# Where do you get the nylon hair / mylar and stuff to build bucktails for a dredge



## SailFishQUepos (Mar 18, 2010)

I'm using a ton of dredges and I was thinking instead of buying the dredges pre made, if I could find the hair and the heads I could just tie my own. Is there a website where they sell the supplies?

Here's a picture of the bucktail dredge and the bucktail.


----------



## Ocean Master (May 20, 2008)

Try any of the lure building supply websites.


----------



## compulsivehp (May 18, 2010)

I have bought from hedroninc.com and barlowstackle.com. Hedron is in S FL and get here pretty quick.


----------



## SeaBit (Jan 22, 2008)

We used Christmas tinsel, (not the shiny aluminum kind....the plastic kind that looks exactly like the stuff in your pics).
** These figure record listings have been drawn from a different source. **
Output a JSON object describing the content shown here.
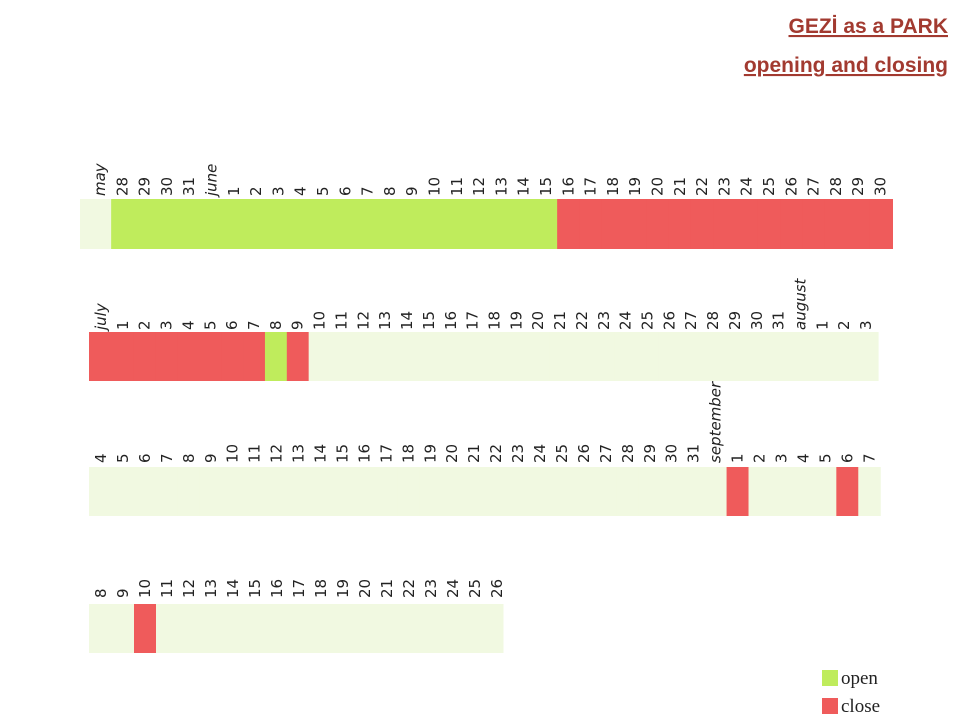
{
  "chart_data": {
    "type": "timeline",
    "title": "GEZİ as a PARK",
    "subtitle": "opening and closing",
    "legend": [
      {
        "label": "open",
        "color": "#bfec5c"
      },
      {
        "label": "close",
        "color": "#ef5b5b"
      }
    ],
    "empty_color": "#f1f9e1",
    "rows": [
      {
        "labels": [
          "may",
          "28",
          "29",
          "30",
          "31",
          "june",
          "1",
          "2",
          "3",
          "4",
          "5",
          "6",
          "7",
          "8",
          "9",
          "10",
          "11",
          "12",
          "13",
          "14",
          "15",
          "16",
          "17",
          "18",
          "19",
          "20",
          "21",
          "22",
          "23",
          "24",
          "25",
          "26",
          "27",
          "28",
          "29",
          "30"
        ],
        "states": [
          null,
          0,
          0,
          0,
          0,
          0,
          0,
          0,
          0,
          0,
          0,
          0,
          0,
          0,
          0,
          0,
          0,
          0,
          0,
          0,
          0,
          1,
          1,
          1,
          1,
          1,
          1,
          1,
          1,
          1,
          1,
          1,
          1,
          1,
          1,
          1
        ]
      },
      {
        "labels": [
          "july",
          "1",
          "2",
          "3",
          "4",
          "5",
          "6",
          "7",
          "8",
          "9",
          "10",
          "11",
          "12",
          "13",
          "14",
          "15",
          "16",
          "17",
          "18",
          "19",
          "20",
          "21",
          "22",
          "23",
          "24",
          "25",
          "26",
          "27",
          "28",
          "29",
          "30",
          "31",
          "august",
          "1",
          "2",
          "3"
        ],
        "states": [
          1,
          1,
          1,
          1,
          1,
          1,
          1,
          1,
          0,
          1,
          null,
          null,
          null,
          null,
          null,
          null,
          null,
          null,
          null,
          null,
          null,
          null,
          null,
          null,
          null,
          null,
          null,
          null,
          null,
          null,
          null,
          null,
          null,
          null,
          null,
          null
        ]
      },
      {
        "labels": [
          "4",
          "5",
          "6",
          "7",
          "8",
          "9",
          "10",
          "11",
          "12",
          "13",
          "14",
          "15",
          "16",
          "17",
          "18",
          "19",
          "20",
          "21",
          "22",
          "23",
          "24",
          "25",
          "26",
          "27",
          "28",
          "29",
          "30",
          "31",
          "september",
          "1",
          "2",
          "3",
          "4",
          "5",
          "6",
          "7"
        ],
        "states": [
          null,
          null,
          null,
          null,
          null,
          null,
          null,
          null,
          null,
          null,
          null,
          null,
          null,
          null,
          null,
          null,
          null,
          null,
          null,
          null,
          null,
          null,
          null,
          null,
          null,
          null,
          null,
          null,
          null,
          1,
          null,
          null,
          null,
          null,
          1,
          null
        ]
      },
      {
        "labels": [
          "8",
          "9",
          "10",
          "11",
          "12",
          "13",
          "14",
          "15",
          "16",
          "17",
          "18",
          "19",
          "20",
          "21",
          "22",
          "23",
          "24",
          "25",
          "26"
        ],
        "states": [
          null,
          null,
          1,
          null,
          null,
          null,
          null,
          null,
          null,
          null,
          null,
          null,
          null,
          null,
          null,
          null,
          null,
          null,
          null
        ]
      }
    ]
  }
}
Also, we bought all our jig hair from Fishair Enterprises. It's really good stuff.


----------



## timeflies (Oct 3, 2007)

that is flashabou in the picture


----------



## bit wright (Feb 27, 2013)

I buy all my stuff from this company: www.do-itmolds.com 
They have just about everything you will want for doing that kind of work.


----------



## Buckyt (Oct 1, 2007)

Jann's netcraft probably has this. I have used Christmas tinsel and it lost it's shine pretty quick but it did catch fish.


----------